Viktor Orbán held a speech on Saturday at Madrid's Saint Paul University entitled "Hope and a Christian Response to the Crisis". Communiqué.

"The Spanish, like the Hungarians, are a people who value freedom, who look back at their own history with pride, and who will not allow the work with which their grandfathers rebuilt their homeland after the civil war be put at risk once again by bureaucrats and financial speculators" – the Hungarian Prime Minister said. "People who are committed to Christian traditions, both laics and clerics, Catholics and Protestants alike, are connected by a common feeling: dutiful responsibility.

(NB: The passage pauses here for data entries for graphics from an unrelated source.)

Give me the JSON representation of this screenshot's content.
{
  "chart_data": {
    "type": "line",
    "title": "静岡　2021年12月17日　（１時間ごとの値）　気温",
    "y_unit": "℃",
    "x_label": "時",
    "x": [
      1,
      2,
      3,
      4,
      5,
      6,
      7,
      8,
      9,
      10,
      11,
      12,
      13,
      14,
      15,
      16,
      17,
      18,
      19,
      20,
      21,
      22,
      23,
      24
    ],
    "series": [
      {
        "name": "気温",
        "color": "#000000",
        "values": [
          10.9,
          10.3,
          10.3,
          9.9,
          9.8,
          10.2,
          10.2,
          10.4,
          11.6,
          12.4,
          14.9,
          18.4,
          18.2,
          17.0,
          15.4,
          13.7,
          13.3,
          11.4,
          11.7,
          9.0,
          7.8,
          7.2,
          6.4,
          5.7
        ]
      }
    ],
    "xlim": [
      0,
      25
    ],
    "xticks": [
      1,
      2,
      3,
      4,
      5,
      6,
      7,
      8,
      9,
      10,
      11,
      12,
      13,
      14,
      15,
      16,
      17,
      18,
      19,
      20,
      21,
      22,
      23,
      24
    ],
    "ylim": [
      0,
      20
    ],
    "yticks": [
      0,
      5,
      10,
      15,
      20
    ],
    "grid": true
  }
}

In Europe today, such forms of human cohabitation have become open to question as the nation and the family", warned the Prime Minister, adding that "Similarly, the true and original object of work and credit have become uncertain in economic life." With regard to the issue of credit Viktor Orbán explained that "A Europe that professes Christian values would perhaps not have allowed people to waste away their family's future by taking on loans."

Photo: congreso.ceu.es

On the subject of austerity measures, he said that "In the long term, it is neither in the interests of the people, governments or lenders, because if order is loosened as a result of such measures, social stability is reduced and the framework of economic life becomes uncertain, then who will there be to work for each of those borrowed Euros?" With reference to the new Fundamental Law of Hungary, he told his audience that "We have chosen the first line of our National Prayer as the first sentence of our National Credo: 'Lord God, Bless the Hungarians!' Our "sin" is that in the 21st century we have dared to include in our constitution the fact that faith, the church, the nation and the family belong not to our past but to our future. What we believe is this: politics based on Christian values will, for the umpteenth time during the course of history, once again renew Europe", the Prime Minister stated.

The Prime Minister's speech was listened to by several hundred people at the venue on large screens, and by some three thousand people online. After his speech, Viktor Orbán also took time to reply to several questions from the audience.